A. is sleeping on the floor in a "sleeping bag" she made for herself out of a comforter. She's moderately sick--a little fever, congested, tossing and turning. Though I'm completely stressed about the job interviews I have this week, I laid down next to her till she went to sleep. Lying there, I was conscious of how important it is to calm myself down--I could feel her heartbeat her breathing, she could feel mine. I wanted to give her peace through being next to her, not anxiety. I breathed more deeply, slowed my breath. I relaxed my tight jaw, my almost unconsciously pursed lips. I tried to completely relax. A. snuggled up next to me and held my arm. Through helping her, I helped myself.

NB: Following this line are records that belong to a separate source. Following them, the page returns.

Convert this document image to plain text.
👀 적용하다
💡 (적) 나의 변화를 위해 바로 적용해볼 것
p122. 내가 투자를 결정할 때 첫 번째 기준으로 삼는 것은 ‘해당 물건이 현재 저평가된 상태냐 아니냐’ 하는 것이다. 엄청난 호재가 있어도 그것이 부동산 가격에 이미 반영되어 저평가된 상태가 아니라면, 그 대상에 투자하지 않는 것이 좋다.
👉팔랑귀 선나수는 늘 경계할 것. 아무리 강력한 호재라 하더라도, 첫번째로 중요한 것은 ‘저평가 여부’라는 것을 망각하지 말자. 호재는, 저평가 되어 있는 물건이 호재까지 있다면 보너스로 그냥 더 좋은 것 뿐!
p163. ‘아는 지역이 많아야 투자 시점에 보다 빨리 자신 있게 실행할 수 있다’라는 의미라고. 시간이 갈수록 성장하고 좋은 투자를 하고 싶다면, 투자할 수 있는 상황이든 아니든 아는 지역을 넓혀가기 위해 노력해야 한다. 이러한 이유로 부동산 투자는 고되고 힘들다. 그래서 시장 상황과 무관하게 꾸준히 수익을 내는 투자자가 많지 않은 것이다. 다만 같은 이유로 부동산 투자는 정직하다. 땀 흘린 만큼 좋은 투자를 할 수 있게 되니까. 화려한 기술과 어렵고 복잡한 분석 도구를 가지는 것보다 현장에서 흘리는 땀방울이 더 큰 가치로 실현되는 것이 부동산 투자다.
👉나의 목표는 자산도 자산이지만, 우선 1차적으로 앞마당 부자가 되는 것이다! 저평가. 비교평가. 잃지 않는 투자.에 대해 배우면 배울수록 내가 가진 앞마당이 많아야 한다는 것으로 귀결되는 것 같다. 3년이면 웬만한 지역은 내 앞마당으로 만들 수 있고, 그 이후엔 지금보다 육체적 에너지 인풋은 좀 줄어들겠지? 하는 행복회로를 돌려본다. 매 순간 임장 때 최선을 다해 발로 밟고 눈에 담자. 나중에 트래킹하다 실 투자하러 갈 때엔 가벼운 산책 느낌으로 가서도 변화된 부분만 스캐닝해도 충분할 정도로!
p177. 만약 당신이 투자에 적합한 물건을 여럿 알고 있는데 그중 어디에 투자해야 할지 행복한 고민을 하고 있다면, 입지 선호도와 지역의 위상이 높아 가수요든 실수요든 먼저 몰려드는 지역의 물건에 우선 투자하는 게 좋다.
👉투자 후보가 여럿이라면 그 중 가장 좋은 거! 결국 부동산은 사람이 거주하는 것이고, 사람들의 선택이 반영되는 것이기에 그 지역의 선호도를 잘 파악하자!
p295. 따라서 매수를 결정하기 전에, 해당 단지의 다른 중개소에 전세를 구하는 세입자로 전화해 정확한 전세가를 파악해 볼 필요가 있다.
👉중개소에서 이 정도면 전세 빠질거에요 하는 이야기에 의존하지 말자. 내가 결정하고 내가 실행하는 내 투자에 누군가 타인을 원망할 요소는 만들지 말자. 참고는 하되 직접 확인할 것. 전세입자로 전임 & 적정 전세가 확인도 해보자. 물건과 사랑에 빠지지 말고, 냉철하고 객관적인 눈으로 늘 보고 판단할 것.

Isn't it always the way?
I was thinking the other day about death and definitions of self, again. My life is undeniably built around my family, but is it weakness to focus on that? Maybe I'm hedging my bets too much, and it's just another way to prevent myself from being hurt. Does loving another person completely mean that there is no thought beyond that fulfilling that love?
I'm fairly certain I need to attempt to live in the "here and now" much more than I do. After all, isn't it through being more "present" that we build a stronger future? I think I may also be too caught up in avoiding pain. No joy without sorrow, and all that.
Well, regardless of all that, here's what I came up with the other day. Some qualities that I want to try to build--BEING...thoughtful (meaning empathy as well as flexing intellectual muscles more), nice, honest. BEING organized, productive, creative, focused.